Man kann nicht gegen sie gewinnen, weil es immer mehr von ihnen gibt, sie immer mindestens einen Schritt voraus sind.
All das war früher nicht über die Serpents bekannt.
Die meistens Bewohner von Riverdale dachten nur, dass die Serpents eine kleine Truppe an jungen Southsidern ist, die hier und da mehr oder weniger starke Verbrechen anstellte.
Drogenschmuggel, Waffenhandel oder Rachezüge, all das geriet lange nicht an die Oberfläche.
Und die Wahrheit, dass die Serpents eine Jahre lange Tradition von Riverdale sind, diese Stadt teilweise mit gegründet hatten, das war uns Northsidern nicht bekannt.
Sie waren eben wie Schlangen, immer im Unterholz hielten sie sich versteckt.

Nun, wo war ich?
Als FP also die Stadt verließ, dachte ich, er würde nur für ein paar Tage untertauchen, bis sein Ekel von Vater sich abgeregt hat.
Auf dem Kuchenbasar im Diner erklärte ich Pop, dass FP noch einiges zu erledigen hatte, er würde vielleicht später vorbeikommen, die Zehn Dollar waren bei ihm sicher.
Es vergingen ein paar Tage, aber kein Tag, an dem ich nicht an ihn dachte.
In der Schule bemerkte ich, wie einige Serpents mich komisch angeguckten oder sogar tuschelten, wenn ich an ihnen vorbeilief,
Nach einer Woche wurde ich krank vor Sorge, mich erschlug die Sommergrippe, und ich verbrachte eine weitere Woche in Sorgen und Angst um FP, ohne auch nur ein Lebenszeichen von ihm zu bekommen. Er hatte nicht angerufen, keinen Brief geschickt, nichts!
Als ich wieder zur Schule gehen konnte, hörte das Getuschel unter den Serpents langsam auf. Die bohrenden Blicke bekam ich aber immer noch zu geworfen.
Eines Nachmittags, ich war gerade auf dem Weg nach Hause, bemerkte ich, dass mich ein rostiges schwarzes Auto verfolgte, über mehrere Straßen lang. Ich redete mir ein, ich sei paranoid, bis das Auto neben mir Halt fand.
Die verstaubte Scheibe am Beifahrersitz wurde runtergelassen. „Alice?", fragte eine rauchige, tiefe Stimme.

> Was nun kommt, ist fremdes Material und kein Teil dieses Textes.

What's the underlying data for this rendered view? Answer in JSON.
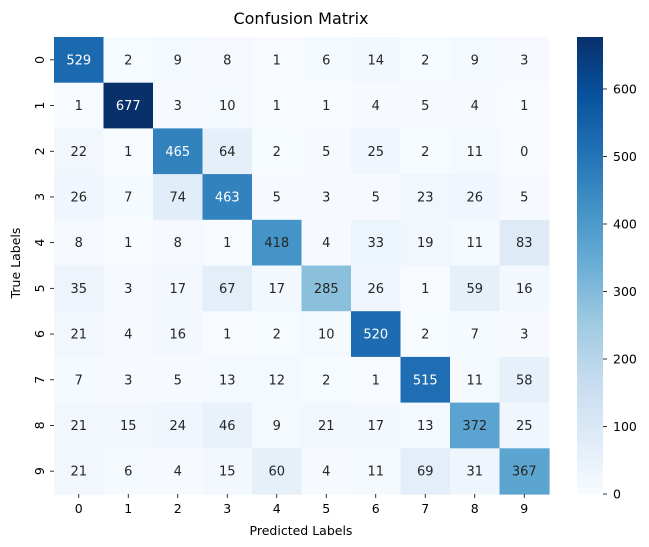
{
  "chart_data": {
    "type": "heatmap",
    "title": "Confusion Matrix",
    "xlabel": "Predicted Labels",
    "ylabel": "True Labels",
    "x_categories": [
      "0",
      "1",
      "2",
      "3",
      "4",
      "5",
      "6",
      "7",
      "8",
      "9"
    ],
    "y_categories": [
      "0",
      "1",
      "2",
      "3",
      "4",
      "5",
      "6",
      "7",
      "8",
      "9"
    ],
    "values": [
      [
        529,
        2,
        9,
        8,
        1,
        6,
        14,
        2,
        9,
        3
      ],
      [
        1,
        677,
        3,
        10,
        1,
        1,
        4,
        5,
        4,
        1
      ],
      [
        22,
        1,
        465,
        64,
        2,
        5,
        25,
        2,
        11,
        0
      ],
      [
        26,
        7,
        74,
        463,
        5,
        3,
        5,
        23,
        26,
        5
      ],
      [
        8,
        1,
        8,
        1,
        418,
        4,
        33,
        19,
        11,
        83
      ],
      [
        35,
        3,
        17,
        67,
        17,
        285,
        26,
        1,
        59,
        16
      ],
      [
        21,
        4,
        16,
        1,
        2,
        10,
        520,
        2,
        7,
        3
      ],
      [
        7,
        3,
        5,
        13,
        12,
        2,
        1,
        515,
        11,
        58
      ],
      [
        21,
        15,
        24,
        46,
        9,
        21,
        17,
        13,
        372,
        25
      ],
      [
        21,
        6,
        4,
        15,
        60,
        4,
        11,
        69,
        31,
        367
      ]
    ],
    "colormap": "Blues",
    "color_range": [
      0,
      677
    ],
    "colorbar_ticks": [
      0,
      100,
      200,
      300,
      400,
      500,
      600
    ],
    "colorbar_ticks_labels": [
      "0",
      "100",
      "200",
      "300",
      "400",
      "500",
      "600"
    ],
    "grid": false,
    "legend": "colorbar-right"
  }
}
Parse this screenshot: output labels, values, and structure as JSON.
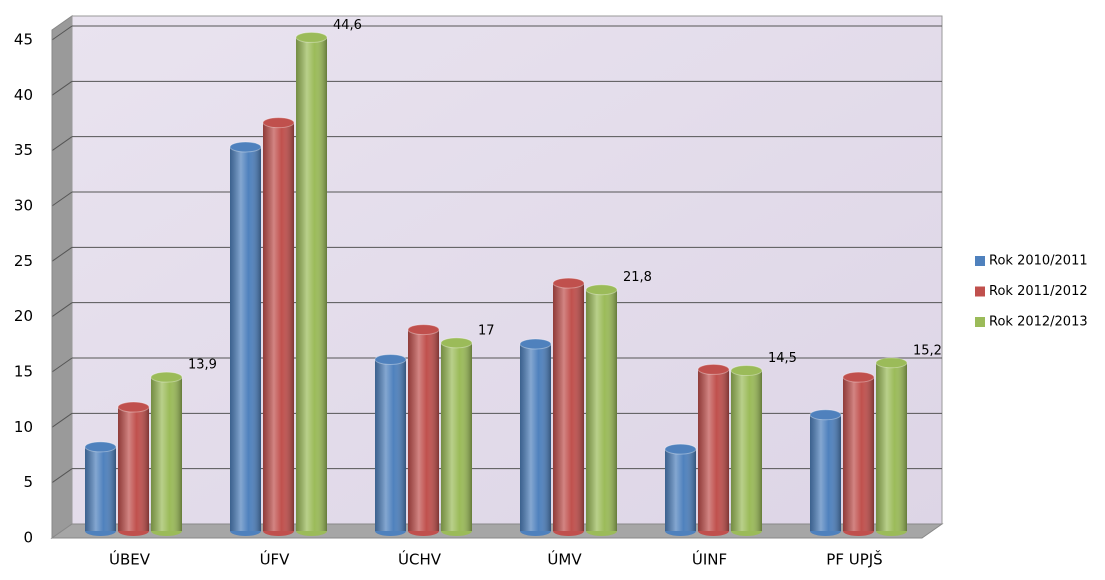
{
  "chart_data": {
    "type": "bar",
    "categories": [
      "ÚBEV",
      "ÚFV",
      "ÚCHV",
      "ÚMV",
      "ÚINF",
      "PF UPJŠ"
    ],
    "series": [
      {
        "name": "Rok 2010/2011",
        "color": "#4f81bd",
        "values": [
          7.6,
          34.7,
          15.5,
          16.9,
          7.4,
          10.5
        ]
      },
      {
        "name": "Rok 2011/2012",
        "color": "#c0504d",
        "values": [
          11.2,
          36.9,
          18.2,
          22.4,
          14.6,
          13.9
        ]
      },
      {
        "name": "Rok 2012/2013",
        "color": "#9bbb59",
        "values": [
          13.9,
          44.6,
          17,
          21.8,
          14.5,
          15.2
        ],
        "value_labels": [
          "13,9",
          "44,6",
          "17",
          "21,8",
          "14,5",
          "15,2"
        ]
      }
    ],
    "ylim": [
      0,
      45
    ],
    "yticks": [
      0,
      5,
      10,
      15,
      20,
      25,
      30,
      35,
      40,
      45
    ],
    "grid": true,
    "legend": "right"
  }
}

Dann erkannte ich Tallboy, mit einer Zigarette im Mund. Mir fiel auf, dass er eigentlich gar nicht so viel älter als wir war, vielleicht fünf, sechs Jahre. Seine kratzige Stimme und in Falten verzogene Stirn ließen ihn um mindestens Zehn Jahre älter aussehen.
Bevor ich antworten konnte, hielt Tallboy mir einen zerknitterten Briefumschlag hin.
„Lies ihn erst, wenn du zu Hause bist, hat FP gesagt", murmelt er und kurbelt die Scheibe schnell wieder hoch.
Ich bin so überrascht, dass ich Tallboy noch nicht einmal danken kann, so schnell wie er davon braust.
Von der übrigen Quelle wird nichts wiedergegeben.